14      Counsel testified that he did not consider presenting the friend’s testimony because that witness had a criminal record and there was direct testimony that Wolfe admitted to taking rings from Carter.  Counsel did not want to present testimony with so little probative value and detract from evidence presented in defense of the homicide charge.  Not only was a reasonable strategy decision made, but no prejudice is demonstrated.  The testimony from Carter’s friend was not definite enough to make a different result reasonably probable had the testimony been presented.  Moreover, there were Wolfe’s own statements that he had taken credit cards and rings from Carter.  Wolfe was not denied the effective assistance of trial counsel.

15      The letter Carter wrote to the circuit court on September 13, 2000, seeking to have Wolfe’s bond revoked was admitted into evidence.  In a pretrial hearing, the defense objected to the admission of the letter and the trial court ruled that it would not be admitted unless some witness corroborated Wolfe’s knowledge of the letter and that it was authored by Carter.  At trial one witness testified that Carter told her he had written to the court and was afraid of Wolfe.  Other witnesses verified that Carter said Wolfe was using cocaine, that Wolfe had stolen money from him, and that Carter had written letters to have Wolfe’s bond revoked.  Wolfe made a statement to a friend that Carter wanted to get Wolfe’s bond revoked because Wolfe had stolen money from Carter and Carter was scared for his life.  When the prosecution renewed its motion to admit the letter, the defense withdrew its objection.

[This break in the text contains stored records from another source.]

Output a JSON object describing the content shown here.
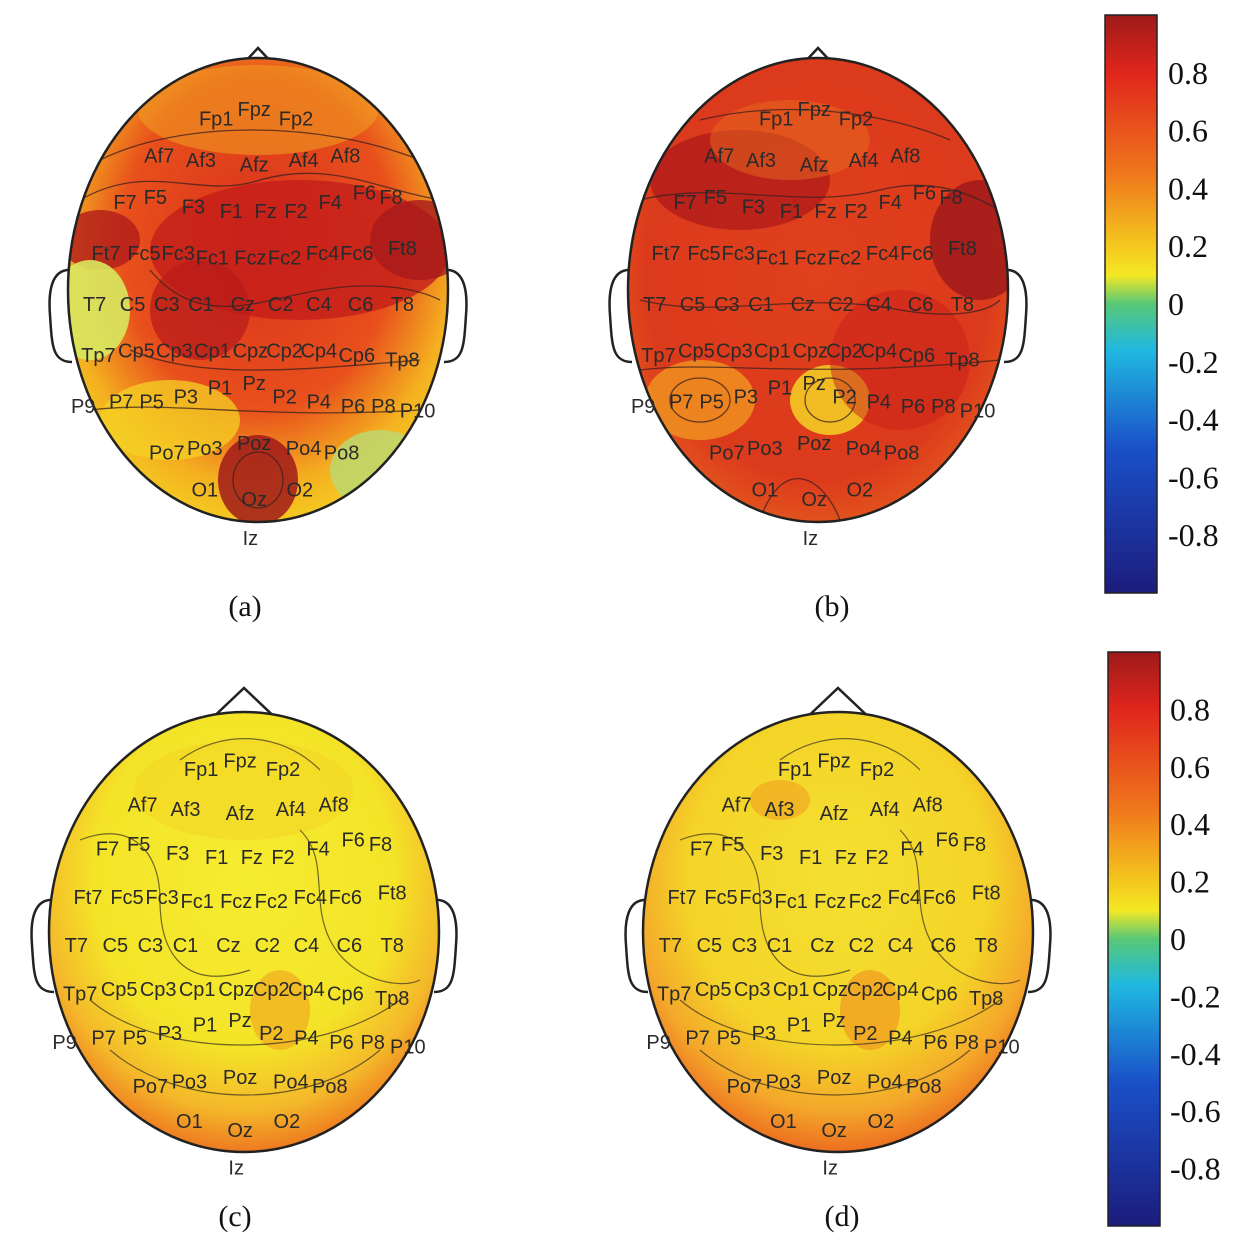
{
  "panels": [
    {
      "id": "a",
      "label": "(a)",
      "theme": "hot-front"
    },
    {
      "id": "b",
      "label": "(b)",
      "theme": "hot-all"
    },
    {
      "id": "c",
      "label": "(c)",
      "theme": "warm-ring"
    },
    {
      "id": "d",
      "label": "(d)",
      "theme": "warm-ring"
    }
  ],
  "electrodes": [
    "Fp1",
    "Fpz",
    "Fp2",
    "Af7",
    "Af3",
    "Afz",
    "Af4",
    "Af8",
    "F7",
    "F5",
    "F3",
    "F1",
    "Fz",
    "F2",
    "F4",
    "F6",
    "F8",
    "Ft7",
    "Fc5",
    "Fc3",
    "Fc1",
    "Fcz",
    "Fc2",
    "Fc4",
    "Fc6",
    "Ft8",
    "T7",
    "C5",
    "C3",
    "C1",
    "Cz",
    "C2",
    "C4",
    "C6",
    "T8",
    "Tp7",
    "Cp5",
    "Cp3",
    "Cp1",
    "Cpz",
    "Cp2",
    "Cp4",
    "Cp6",
    "Tp8",
    "P9",
    "P7",
    "P5",
    "P3",
    "P1",
    "Pz",
    "P2",
    "P4",
    "P6",
    "P8",
    "P10",
    "Po7",
    "Po3",
    "Poz",
    "Po4",
    "Po8",
    "O1",
    "Oz",
    "O2",
    "Iz"
  ],
  "colorbar": {
    "ticks": [
      "0.8",
      "0.6",
      "0.4",
      "0.2",
      "0",
      "-0.2",
      "-0.4",
      "-0.6",
      "-0.8"
    ],
    "range": [
      -1,
      1
    ]
  },
  "colors": {
    "dark_red": "#9e1a1a",
    "red": "#e0261c",
    "orange": "#f07a1c",
    "yellow": "#f4e824",
    "green": "#58c878",
    "cyan": "#20b8e0",
    "blue": "#1a50c8",
    "dark_blue": "#1c1c7c"
  }
}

16      Wolfe characterizes the withdrawal of the objection as a waiver of his constitutional right to confrontation.  He argues that the trial court erred by not engaging in a colloquy with him to assure that the waiver was made personally and not merely by counsel.  We disagree that such a colloquy was required.

17      Admission of the letter did not violate Wolfe’s right to confrontation because it was not hearsay evidence.  The letter was admissible for the purpose of showing Carter’s state of mind and not for the truth of the matters asserted within the letter.  See Wis. Stat. § 908.01(3) (2001-02).  It was also admissible to show Wolfe’s knowledge of the request that bond be revoked and consequently a motive for the murder.  The truth of the matters contained in the letter was inconsequential.  Thus, Wolfe’s confrontation rights were not implicated and no personal waiver required.

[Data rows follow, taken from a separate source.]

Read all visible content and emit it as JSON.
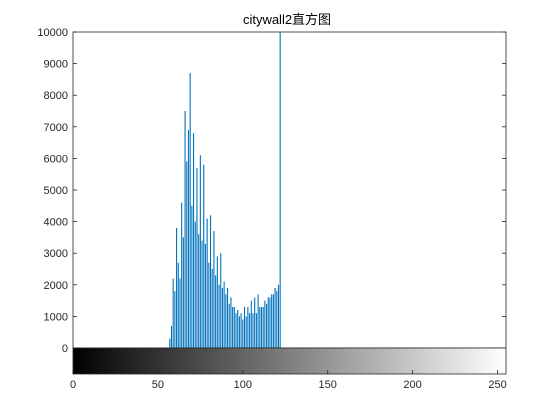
{
  "chart_data": {
    "type": "bar",
    "title": "citywall2直方图",
    "xlabel": "",
    "ylabel": "",
    "xlim": [
      0,
      255
    ],
    "ylim": [
      0,
      10000
    ],
    "xticks": [
      0,
      50,
      100,
      150,
      200,
      250
    ],
    "yticks": [
      0,
      1000,
      2000,
      3000,
      4000,
      5000,
      6000,
      7000,
      8000,
      9000,
      10000
    ],
    "xtick_labels": [
      "0",
      "50",
      "100",
      "150",
      "200",
      "250"
    ],
    "ytick_labels": [
      "0",
      "1000",
      "2000",
      "3000",
      "4000",
      "5000",
      "6000",
      "7000",
      "8000",
      "9000",
      "10000"
    ],
    "grid": false,
    "colorbar": "grayscale 0-255 below x axis",
    "bar_color": "#0072bd",
    "series": [
      {
        "x": [
          57,
          58,
          59,
          60,
          61,
          62,
          63,
          64,
          65,
          66,
          67,
          68,
          69,
          70,
          71,
          72,
          73,
          74,
          75,
          76,
          77,
          78,
          79,
          80,
          81,
          82,
          83,
          84,
          85,
          86,
          87,
          88,
          89,
          90,
          91,
          92,
          93,
          94,
          95,
          96,
          97,
          98,
          99,
          100,
          101,
          102,
          103,
          104,
          105,
          106,
          107,
          108,
          109,
          110,
          111,
          112,
          113,
          114,
          115,
          116,
          117,
          118,
          119,
          120,
          121,
          122
        ],
        "values": [
          300,
          700,
          2200,
          1800,
          3800,
          2700,
          2200,
          4600,
          3500,
          7500,
          5900,
          6900,
          8700,
          4500,
          6800,
          4000,
          5700,
          3600,
          6100,
          3400,
          5800,
          3300,
          4100,
          2700,
          4200,
          2500,
          3700,
          2300,
          2900,
          2000,
          3000,
          1900,
          2100,
          1700,
          1900,
          1400,
          1600,
          1300,
          1300,
          1100,
          1200,
          1000,
          1100,
          900,
          1300,
          1000,
          1300,
          1100,
          1500,
          1100,
          1600,
          1100,
          1700,
          1300,
          1300,
          1300,
          1500,
          1400,
          1600,
          1600,
          1700,
          1700,
          1900,
          1800,
          2000,
          10000
        ]
      }
    ]
  }
}
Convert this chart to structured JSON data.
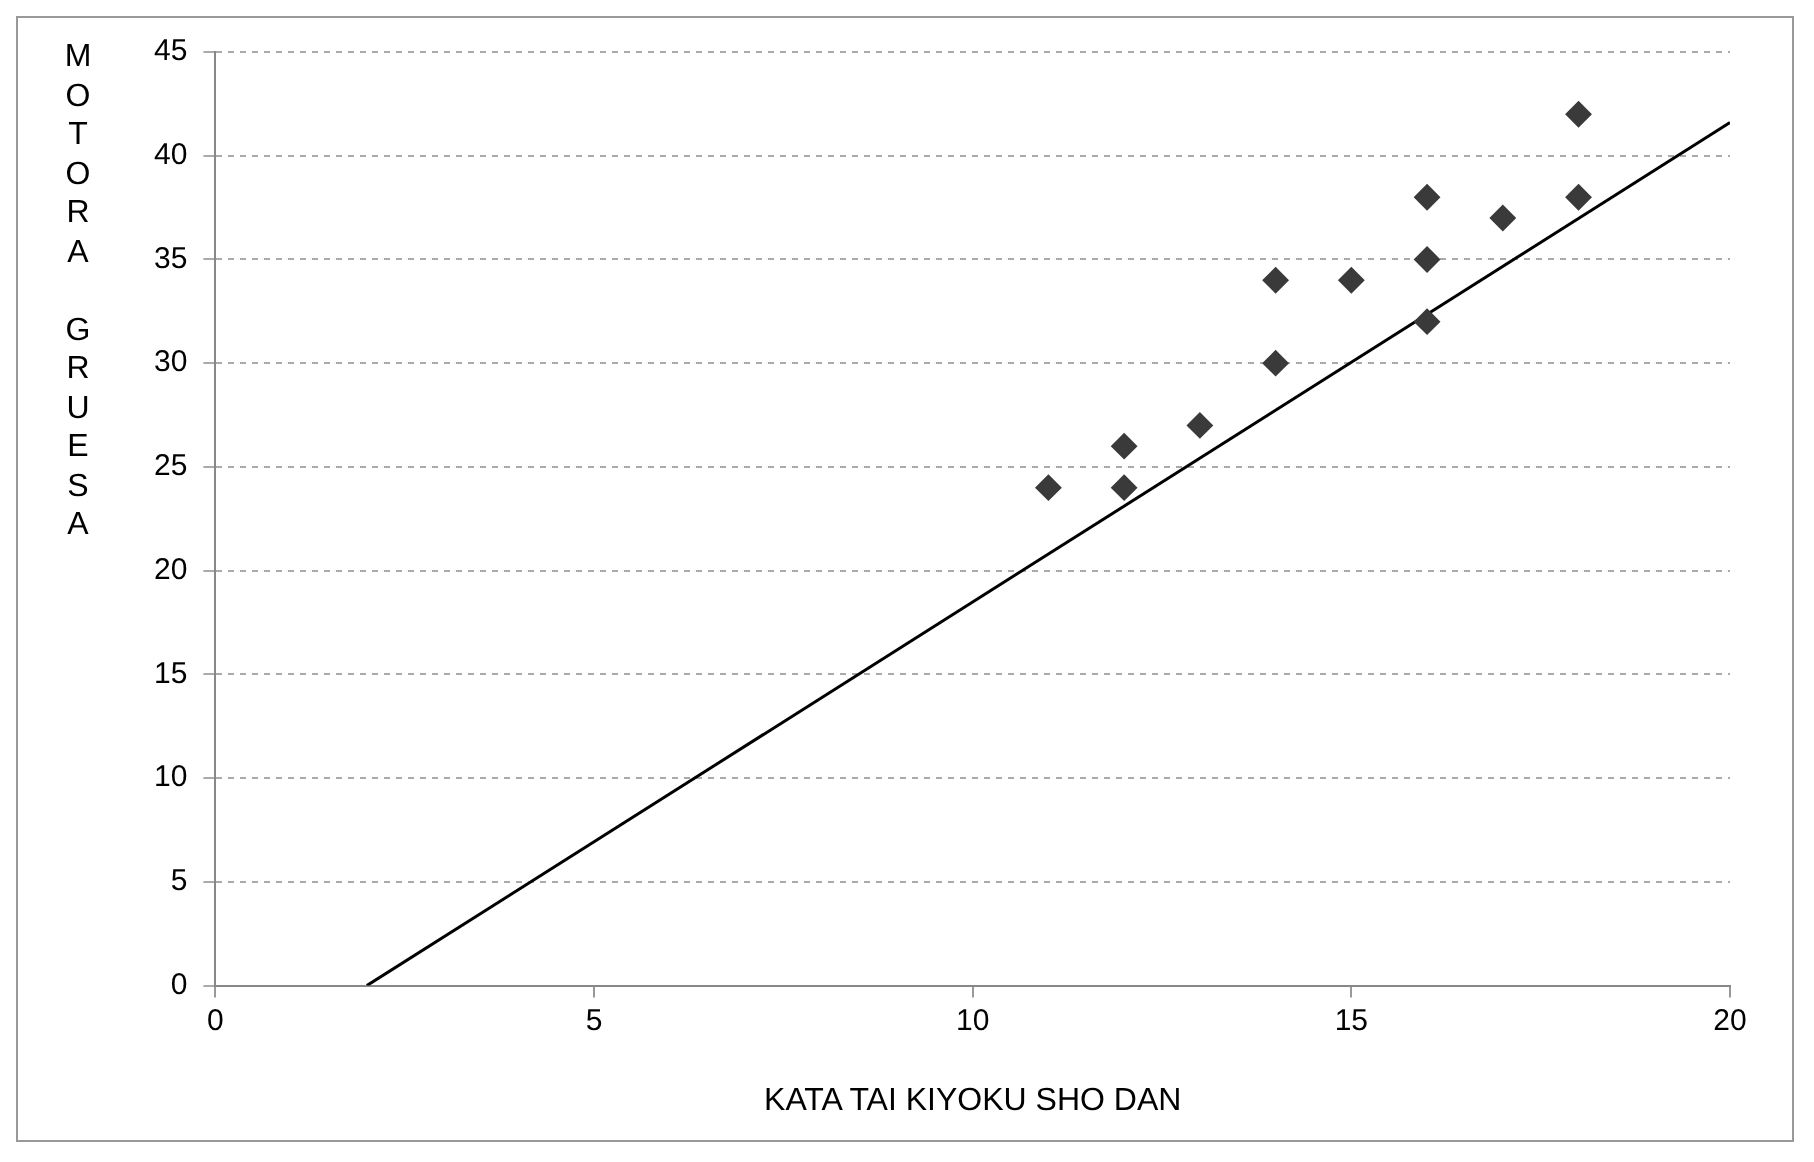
{
  "chart_data": {
    "type": "scatter",
    "xlabel": "KATA TAI KIYOKU SHO DAN",
    "ylabel": "MOTORA GRUESA",
    "xlim": [
      0,
      20
    ],
    "xticks": [
      0,
      5,
      10,
      15,
      20
    ],
    "ylim": [
      0,
      45
    ],
    "yticks": [
      0,
      5,
      10,
      15,
      20,
      25,
      30,
      35,
      40,
      45
    ],
    "grid": "y",
    "series": [
      {
        "color": "#3a3a3a",
        "marker": "diamond",
        "x": [
          11,
          12,
          12,
          13,
          14,
          14,
          15,
          16,
          16,
          16,
          17,
          18,
          18
        ],
        "values": [
          24,
          26,
          24,
          27,
          34,
          30,
          34,
          38,
          35,
          32,
          37,
          42,
          38
        ]
      },
      {
        "type": "line",
        "marker": "none",
        "color": "#000000",
        "x": [
          2,
          20
        ],
        "values": [
          0,
          41.6
        ]
      }
    ]
  }
}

18      Finally, Wolfe challenges the sufficiency of the evidence to sustain the misdemeanor theft conviction.  Our review of the sufficiency of the evidence is to determine whether the evidence, viewed most favorably to the prosecution and the conviction, is so insufficient in probative value and force that it can be said as a matter of law that no trier of fact, acting reasonably, could have found guilt beyond a reasonable doubt.  State v. Ray, 166 Wis. 2d 855, 861, 481 N.W.2d 288 (Ct. App. 1992).

19      Here one witness testified that Wolfe showed her three rings he admitted stealing from Carter after the stabbing.  Wolfe characterizes this witness as a “crack-head” and suggests the police did not believe her.  The credibility of the witness was for the jury to determine.  State v. Poellinger, 153 Wis. 2d 493, 506, 451 N.W.2d 752 (1990).  Nothing suggests that the witness’s testimony was incredible as a matter of law.  Additionally, there was Wolfe’s statement to police that he had taken credit cards from Carter.  The credit cards were recovered when Wolfe pointed out where he had stashed them.  The evidence was sufficient to convict Wolfe of theft. 

            By the Court.—Judgment and order affirmed.

            This opinion will not be published.  See Wis. Stat. Rule 809.23(1)(b)5 (2001-02).